Discover the trade-offs involved in the transition to retirement, and how Fritz Gilbert made it work for him.
Things that were once important, due to the change in our life status, may now become less so.
Other things, once less important, may become higher priorities.
Identifying these areas as you prepare for retirement, and taking the necessary steps to align priorities, is an important focus in your final working years.
Six years ago, my family got relocated through my work from Ohio to Georgia.
Upon arrival in Georgia, one of our highest priorities was finding a new shelter in which to house our goats.
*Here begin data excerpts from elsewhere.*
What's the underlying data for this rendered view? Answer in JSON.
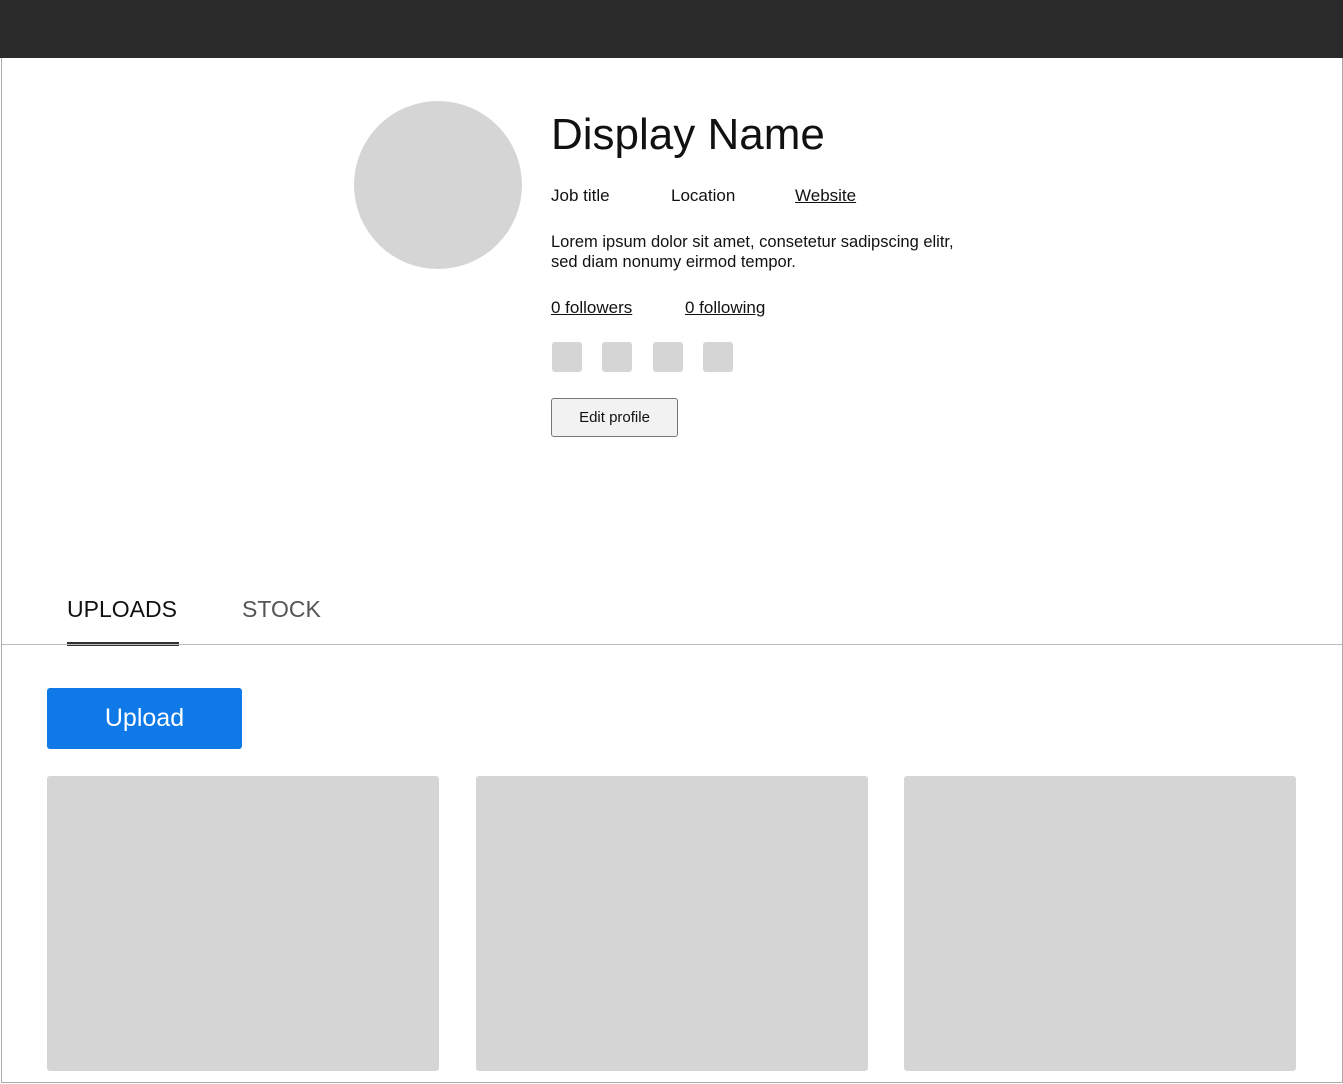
{
  "profile": {
    "display_name": "Display Name",
    "job_title": "Job title",
    "location": "Location",
    "website": "Website",
    "bio": "Lorem ipsum dolor sit amet, consetetur sadipscing elitr, sed diam nonumy eirmod tempor.",
    "followers": "0 followers",
    "following": "0 following",
    "edit_label": "Edit profile",
    "social_icons": [
      "social-icon-1",
      "social-icon-2",
      "social-icon-3",
      "social-icon-4"
    ]
  },
  "tabs": [
    {
      "label": "UPLOADS",
      "active": true
    },
    {
      "label": "STOCK",
      "active": false
    }
  ],
  "uploads": {
    "button_label": "Upload",
    "accent": "#0f79e8",
    "tiles": 3
  }
}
Sounds crazy, but within two days of landing in Georgia we had contracted to have a barn built, and within ten days our goats moved into their new home (if you look closely, you can see them under the overhang):
The goats were a significant part of our life in Ohio, and we have great memories of attending a local county fair with our daughter and “The 4H Goat Club”.
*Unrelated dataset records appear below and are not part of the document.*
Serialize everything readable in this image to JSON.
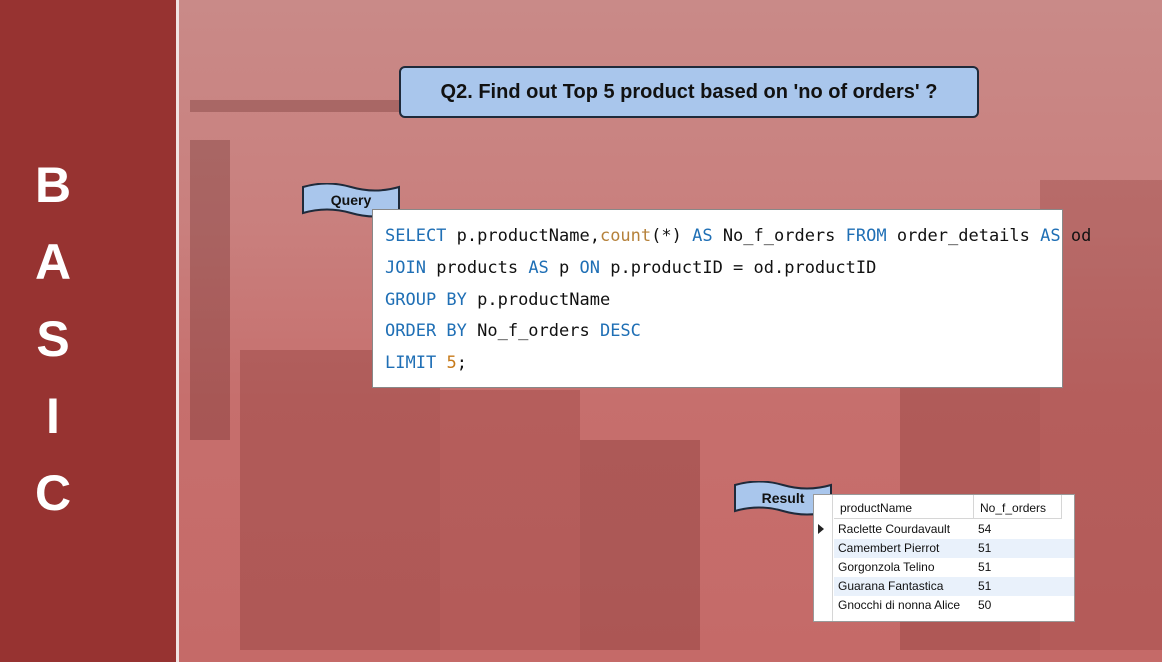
{
  "sidebar": {
    "letters": [
      "B",
      "A",
      "S",
      "I",
      "C"
    ]
  },
  "question": {
    "text": "Q2. Find out Top 5 product based on 'no of orders' ?"
  },
  "query": {
    "tag": "Query",
    "lines": [
      "SELECT p.productName,count(*) AS No_f_orders FROM order_details AS od",
      "JOIN products AS p ON p.productID = od.productID",
      "GROUP BY p.productName",
      "ORDER BY No_f_orders DESC",
      "LIMIT 5;"
    ]
  },
  "result": {
    "tag": "Result",
    "columns": [
      "productName",
      "No_f_orders"
    ],
    "rows": [
      [
        "Raclette Courdavault",
        "54"
      ],
      [
        "Camembert Pierrot",
        "51"
      ],
      [
        "Gorgonzola Telino",
        "51"
      ],
      [
        "Guarana Fantastica",
        "51"
      ],
      [
        "Gnocchi di nonna Alice",
        "50"
      ]
    ]
  },
  "colors": {
    "sidebar": "#973331",
    "question_bg": "#a9c6ec",
    "keyword": "#1f6fb5",
    "number": "#c77a1a"
  }
}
We spent many a night in our camper on the fairgrounds property, and many early mornings trekking to the goat barn to take care of the goats.
Early mornings walking around the fairgrounds were exceptional, and I’ve always appreciated this picture as a memory of those early fairground mornings:
With our daughter now off in college, the goats live on.
Part of our routine has been a twice-daily feeding, either my wife or I.
Our daughter has moved on to greener pastures, and we’ve still cared for the goats.
When we’ve headed out on vacation, we’ve found “house sitters” to take care of the dogs, the cat and the goats.
Our retirement plans, however, don’t include goats.
Not only is there the expense involved in feeding and vet care, but more importantly, they represent a responsibility we prefer not to have once retired.
We plan to travel extensively and realize the goats will be a hindrance to our proposed retirement priorities.
Fortunately, we have a wonderful family next door, with three young daughters, who are in the process of building a “backyard farm”.
We offered up our goats to their new “farm” collection. They happily agreed.
This Labor Day weekend, the goat chapter was officially closed.
The goats are happily relocated next door (where we can still, thankfully, hear their “BAH’s” through the woods!).
Having them nearby helps with the “loss” of family pets, and knowing young children get the joy our daughter once experienced helps in making this a positive transition.
The barn, once the highest priority during our relocation, can now be reclaimed as a place to store my lawn tractor, tools, etc.
So, many hours of this holiday weekend got spent cleaning the barn from rafter to floor.
It hasn’t been this clean since the day it was built:
With the barn spotless, it’s now ready for our eventual home listing and sale.
With the goats happily relocated, we’re one step closer to the plans we have for retirement.
How about you?
Have you taken the time to reflect on how your priorities will change in retirement?
Have you taken any action based on the recognition that your priorities will be changing in retirement?
If you’re in your final years of work before retirement, take the time to think through what your priorities will be in retirement.
They’ll likely be different than your priorities during your “working years”.
Take this critical “transition time” to make the moves you need to make.
When retirement finally arrives, you’ll be better prepared to experience the new priorities you’ve established for this new phase in your life.